Repository Pattern

Abstract data access behind a domain-shaped interface. Martin Fowler, PoEAA. The pattern that lets the domain treat collections of entities as if they live in memory.

The domain asks for entities; the repository fetches them. The domain doesn’t know whether they came from Postgres, Redis, an HTTP API, or a fake. Status: STUB — promoted to OUTLINE in Y1 Phase 5.

What this pattern is

The Repository pattern, codified by Martin Fowler in Patterns of Enterprise Application Architecture, abstracts data access behind a domain-shaped interface. Instead of the domain calling db.query("SELECT * FROM users WHERE ..."), it calls userRepository.findByEmail(email). The repository’s interface is expressed in domain terms (entities, aggregates, queries that make sense to the business); its implementation handles the SQL, the ORM, the joins, the caching. The pattern composes naturally with hexagonal architecture — a repository is a driven port.

The domain-shaped interface is what distinguishes a repository from a DAO (Data Access Object). A DAO exposes methods that mirror the persistence layer: getUser(id), insertUser(user), updateUser(user), deleteUser(id). A repository exposes methods that mirror the domain: activeCustomers(), overdueInvoices(), authorsWithMoreThanTenBooks(). The distinction is semantic, not syntactic. A repository whose methods all look like getById and save is a DAO with an ambitious name.

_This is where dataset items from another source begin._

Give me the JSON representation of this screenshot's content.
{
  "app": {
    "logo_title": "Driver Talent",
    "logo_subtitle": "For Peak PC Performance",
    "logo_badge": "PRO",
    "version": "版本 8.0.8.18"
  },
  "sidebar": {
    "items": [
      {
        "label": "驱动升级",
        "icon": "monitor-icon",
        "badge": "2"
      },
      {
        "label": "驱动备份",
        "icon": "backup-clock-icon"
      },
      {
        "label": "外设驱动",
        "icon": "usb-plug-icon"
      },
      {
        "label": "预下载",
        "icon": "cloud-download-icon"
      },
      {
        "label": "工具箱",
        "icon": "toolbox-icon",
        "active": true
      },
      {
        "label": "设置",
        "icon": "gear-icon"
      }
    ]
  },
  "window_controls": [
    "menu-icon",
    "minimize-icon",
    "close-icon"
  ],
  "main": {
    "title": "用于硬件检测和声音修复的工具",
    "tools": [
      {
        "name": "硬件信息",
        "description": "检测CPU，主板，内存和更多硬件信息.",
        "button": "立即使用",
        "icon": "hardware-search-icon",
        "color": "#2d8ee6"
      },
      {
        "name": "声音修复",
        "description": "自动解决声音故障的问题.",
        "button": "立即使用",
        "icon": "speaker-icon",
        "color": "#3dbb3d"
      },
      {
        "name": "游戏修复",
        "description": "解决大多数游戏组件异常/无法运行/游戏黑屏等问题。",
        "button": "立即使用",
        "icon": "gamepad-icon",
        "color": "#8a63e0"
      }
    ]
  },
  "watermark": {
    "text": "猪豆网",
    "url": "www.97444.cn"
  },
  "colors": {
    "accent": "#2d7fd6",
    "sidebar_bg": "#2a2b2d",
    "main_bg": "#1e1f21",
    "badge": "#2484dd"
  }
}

The pattern lets the domain treat entities as if they lived in an infinite in-memory collection. orderRepository.findByCustomer(customer) returns Orders as if they were always available. The repository handles the database round-trip, the pagination, the caching, the query optimization. The domain code stays clean of persistence concerns; the persistence code stays clean of business logic. When the storage layer changes (Postgres → CockroachDB → DynamoDB), only the repository implementation changes.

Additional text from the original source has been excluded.